The diagram illustrates how a reranker refines document retrieval for a more accurate response.

  1. Initial Retrieval (Vector DB):

    • A query is sent to the vector database.
    • The system retrieves the top 10 most relevant records based on similarity scores (top_k = 10).
  2. Reranking with AIMon:

    • Instead of using only the highest-scoring records directly, these 10 records are reranked using the AIMon Reranker.
    • The reranker evaluates the documents based on their actual relevance to the query, rather than just raw similarity scores.
    • During this step, a task definition is applied, serving as an explicit instruction that defines what the reranking evaluation should focus on.
    • This ensures that the selected records are not just statistically similar but also contextually relevant to the intended task.
  3. Final Selection (top_n = 2):

    • After reranking, the system selects the top 2 most contextually relevant records for response generation.
    • The task definition ensures that these records align with the query’s intent, leading to a more precise and informative response.
query_engine = index.as_query_engine(similarity_top_k=10, node_postprocessors=[aimon_rerank])
response = query_engine.query("What did Sam Altman do in this essay?")
pprint_response(response, show_source=True)

Final Response: Sam Altman was involved in the transition of leadership at Y Combinator.

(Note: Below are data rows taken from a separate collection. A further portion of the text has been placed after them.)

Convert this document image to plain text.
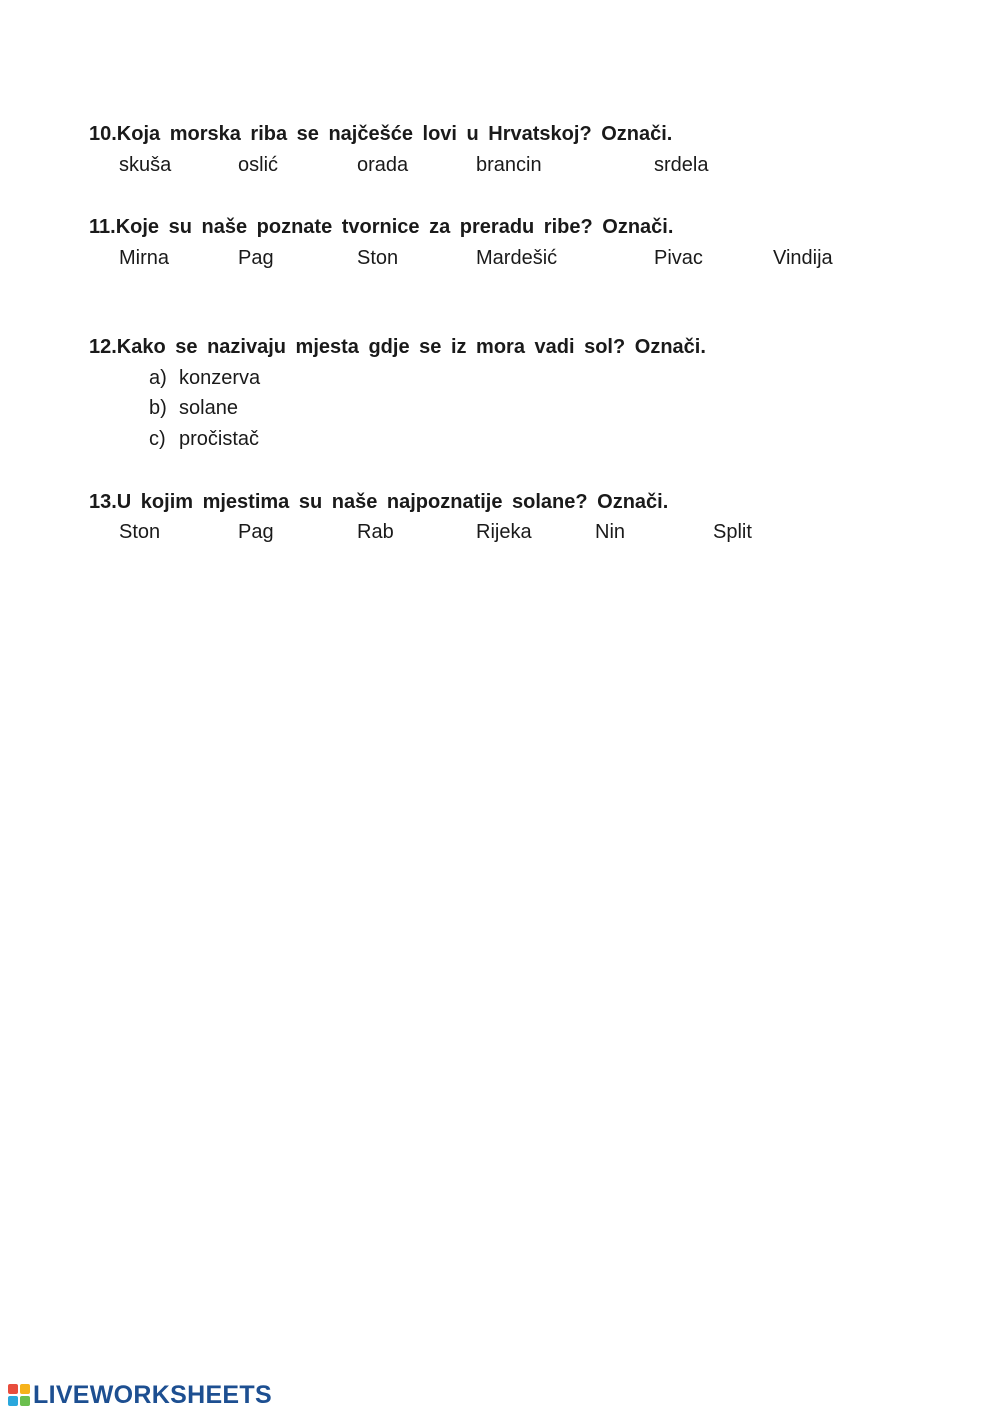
10.Koja morska riba se najčešće lovi u Hrvatskoj? Označi.
skuša	oslić	orada	brancin	srdela
11.Koje su naše poznate tvornice za preradu ribe? Označi.
Mirna	Pag	Ston	Mardešić	Pivac	Vindija
12.Kako se nazivaju mjesta gdje se iz mora vadi sol? Označi.
a) konzerva
b) solane
c) pročistač
13.U kojim mjestima su naše najpoznatije solane? Označi.
Ston	Pag	Rab	Rijeka	Nin	Split
LIVEWORKSHEETS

Source Node 1/2 Node ID: 470fdd7a-dbe7-4e9c-a258-9fd1cb8e61f7 Similarity: 0.48260445005911023 Text: When I was dealing with some urgent problem during YC, there was about a 60% chance it had to do with HN, and a 40% chance it had do with everything else combined. [17] As well as HN, I wrote all of YC's internal software in Arc. But while I continued to work a good deal in Arc, I gradually stopped working on Arc, partly because I didn't have t...


Source Node 2/2 Node ID: 5d012644-c40e-44d1-a5e9-e88ad7fae488 Similarity: 0.48151918284717965 Text: As Jessica and I were walking home from dinner on March 11, at the corner of Garden and Walker streets, these three threads converged. Screw the VCs who were taking so long to make up their minds. We'd start our own investment firm and actually implement the ideas we'd been talking about. I'd fund it, and Jessica could quit her job and work for ...

Conclusion​

The AIMon reranker, using task definition, shifted retrieval focus from general YC leadership changes to Sam Altman’s specific actions. Initially, high-similarity documents lacked his decision-making details. After reranking, lower-similarity but contextually relevant documents highlighted his reluctance and timeline, ensuring a more accurate, task-aligned response over purely similarity-based retrieval.